As I realized that I’m not able to make article in English out of my experiments (if anyone would like to be a coauthor to make one I will be grateful), I’ve decided to show it as a post at least.
Most of the techniques how to use Feature Importance (FI) and Partial Dependence (PD) in fastai I’ve described in this post. Here I’ve summarised and refactored all the specific code.
Intentions
Number of mounths ago I’ve made some functions to implement Feature Importance and Partial Dependence for fastai tabular models (as Jeremy suggested in his Machine Learning for Coders course). To be really sure that my approach does work I had to find the area of my own expertise that is open (so no data from my job) and can appeal to wide audience as, to my mind, best way to ‘sell’ a technique is to show it in a good example.
The search took some time, but as soon as I have found this amazing set of football transfers data, I knew this was it. This data contains wide variety info on (European) football transfers of 2008-2018. So I’ve made my choice.

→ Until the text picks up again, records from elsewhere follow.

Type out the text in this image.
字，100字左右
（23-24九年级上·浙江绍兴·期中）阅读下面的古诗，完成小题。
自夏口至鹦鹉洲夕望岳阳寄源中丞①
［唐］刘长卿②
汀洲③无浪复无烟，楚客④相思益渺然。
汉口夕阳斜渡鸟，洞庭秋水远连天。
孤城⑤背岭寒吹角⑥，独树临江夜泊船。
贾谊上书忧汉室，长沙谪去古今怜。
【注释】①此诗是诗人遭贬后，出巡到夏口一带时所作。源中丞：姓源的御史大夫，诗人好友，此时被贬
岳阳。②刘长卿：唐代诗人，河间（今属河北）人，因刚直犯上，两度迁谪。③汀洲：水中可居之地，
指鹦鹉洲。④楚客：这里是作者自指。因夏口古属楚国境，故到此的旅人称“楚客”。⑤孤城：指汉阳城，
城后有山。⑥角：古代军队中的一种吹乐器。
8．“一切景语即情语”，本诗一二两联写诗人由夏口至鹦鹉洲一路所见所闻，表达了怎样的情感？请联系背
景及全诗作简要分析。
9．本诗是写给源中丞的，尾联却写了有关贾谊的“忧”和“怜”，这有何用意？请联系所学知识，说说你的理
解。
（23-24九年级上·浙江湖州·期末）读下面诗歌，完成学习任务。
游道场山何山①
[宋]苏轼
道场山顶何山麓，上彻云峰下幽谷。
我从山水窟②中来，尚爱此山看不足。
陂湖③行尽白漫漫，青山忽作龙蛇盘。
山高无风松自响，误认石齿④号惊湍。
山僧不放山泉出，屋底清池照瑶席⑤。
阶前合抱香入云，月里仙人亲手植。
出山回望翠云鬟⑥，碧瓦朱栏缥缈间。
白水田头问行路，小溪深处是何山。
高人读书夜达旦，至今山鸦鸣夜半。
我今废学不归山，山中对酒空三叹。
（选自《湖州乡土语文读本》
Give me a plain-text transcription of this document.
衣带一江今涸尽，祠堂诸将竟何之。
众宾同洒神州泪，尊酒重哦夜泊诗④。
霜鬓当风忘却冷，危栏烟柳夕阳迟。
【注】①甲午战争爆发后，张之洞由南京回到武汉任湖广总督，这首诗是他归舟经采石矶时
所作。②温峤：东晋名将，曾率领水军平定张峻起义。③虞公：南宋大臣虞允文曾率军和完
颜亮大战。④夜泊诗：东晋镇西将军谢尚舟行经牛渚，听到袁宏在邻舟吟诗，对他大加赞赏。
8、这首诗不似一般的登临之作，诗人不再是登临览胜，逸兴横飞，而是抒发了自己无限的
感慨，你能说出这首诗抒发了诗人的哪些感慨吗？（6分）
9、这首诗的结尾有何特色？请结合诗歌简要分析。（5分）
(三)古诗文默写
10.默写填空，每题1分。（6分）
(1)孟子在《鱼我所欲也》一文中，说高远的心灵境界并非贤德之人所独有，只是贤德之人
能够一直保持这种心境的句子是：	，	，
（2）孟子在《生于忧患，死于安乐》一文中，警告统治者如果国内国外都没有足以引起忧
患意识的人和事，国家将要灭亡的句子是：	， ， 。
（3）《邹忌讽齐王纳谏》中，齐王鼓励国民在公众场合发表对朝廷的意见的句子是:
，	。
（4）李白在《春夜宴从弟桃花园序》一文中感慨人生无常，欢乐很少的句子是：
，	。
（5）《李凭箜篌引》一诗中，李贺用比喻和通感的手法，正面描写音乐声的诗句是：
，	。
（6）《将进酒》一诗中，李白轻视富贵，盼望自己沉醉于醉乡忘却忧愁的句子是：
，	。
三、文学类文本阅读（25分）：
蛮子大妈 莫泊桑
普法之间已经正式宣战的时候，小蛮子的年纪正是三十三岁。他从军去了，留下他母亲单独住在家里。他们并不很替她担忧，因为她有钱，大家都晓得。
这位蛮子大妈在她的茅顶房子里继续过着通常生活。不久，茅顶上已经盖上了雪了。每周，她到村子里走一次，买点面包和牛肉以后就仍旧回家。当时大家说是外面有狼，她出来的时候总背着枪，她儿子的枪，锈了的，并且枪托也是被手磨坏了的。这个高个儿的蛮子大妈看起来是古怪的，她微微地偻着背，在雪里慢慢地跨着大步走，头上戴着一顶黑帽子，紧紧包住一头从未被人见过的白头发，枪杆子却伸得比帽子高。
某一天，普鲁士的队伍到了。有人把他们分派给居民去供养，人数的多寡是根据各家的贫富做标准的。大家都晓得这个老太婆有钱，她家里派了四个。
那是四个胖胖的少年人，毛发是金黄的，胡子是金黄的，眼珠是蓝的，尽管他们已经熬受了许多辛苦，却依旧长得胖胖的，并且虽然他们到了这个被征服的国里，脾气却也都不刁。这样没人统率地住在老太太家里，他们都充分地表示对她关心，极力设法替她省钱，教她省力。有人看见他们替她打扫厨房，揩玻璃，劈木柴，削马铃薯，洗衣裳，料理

Unfortunately I’ve no insights how to make a link directly to a cell in a notebook on github. So, in addition to the link, I will provide cell execution order number. I realize that it’s much less than ideal, but it’s the only way I could think of.
Model
The first step in making FI and PD is creating a model (tabular NN-model in our case). In fact, as Jeremy said, it is not have to be ideal to do the job. But nevertheless I’d like to have some anchor point to compare with.
In terms of football transfers there is only one acknowledged source its transfermarkt.com Fortunately it not only have what they call ‘market value’ of each major player, but it also tracks this value so anyone can compare it with the real transfer money this player was payed at that particular time. I am aware that transfermarkt doesn’t claim ‘market value’ to be the real transfer value in a particular situation with the particular clubs, but everybody use it that way and to be honest there are no other reasonable options.
So I’ve made a model in a pretty straightforward fastai-way. Not much to say here except:
- my depended variable (‘fee’) has been logorythmed down as usual
- the fact that I’ve tried many variants of hyperparameters in other notebooks and stick to the ones that fit well
- I’ve used some exotic exp median absolute percentage error as my accuracy meter. Why is that? It’s just the mathematical formula of my intentions what good transfer accuracy should say. For me it’s the answer for a question: what percent most probably (median) will my mistake of fee be if I would try to predict it with a model
- I’ve used Median Absolute Error as my loss function as it is closer to my accuracy function. Also I don’t really want to use MSE here as it prefer to fix the extreme cases more (because of the square). And it the case of very limited number of features (transfer value is hugely depended on the things that are outside of the data) we would have a lot of outlines and this is fine
So that is the result?
The model predicts the outcome with (my weird type of) error of 35%.
(Remember its exp_mmape we are talking about and it was calculated along the samples all over the 2008-2018 period not for lastX records as we would test it in case our goal will be to predict, not to analyze).
Ok, how good is that?
I’ve made a separate notebook to calculate that. And the final score is the following
transfermarkt error is 35%
my model error is 35%.
To be honest it’s very weird that error is the same. I still have a feeling that I miss something (even though I’ve checked it a number of times).
But the ultimate check that I did not mess it up and calculated the same thing 2 times is the fact that these predictions are independent.
I’ve averaged prediction from model and transfermarkt and got an error of 32%
Nice so far.
I just want to stop for a second and think about that fastai is capable of.
I’ve found some data of football transfers, put it directly to tutorial-like approach and got the same results as multimillion-site, that is powered by crowd effect as well as by best experts in the field. I also want to mention that these experts work on much more wide data that is not available for the model (which knows nothing about football, transfers and etc.). And yet result is the same. (And if we take into account that model can also predict the loans, it performs even better).
That concludes my fist post as it is already pretty big. I will continue with Feature Importance, Partial Dependence, feature closeness and etc. in a couple of next posts (I will add some blank post for it).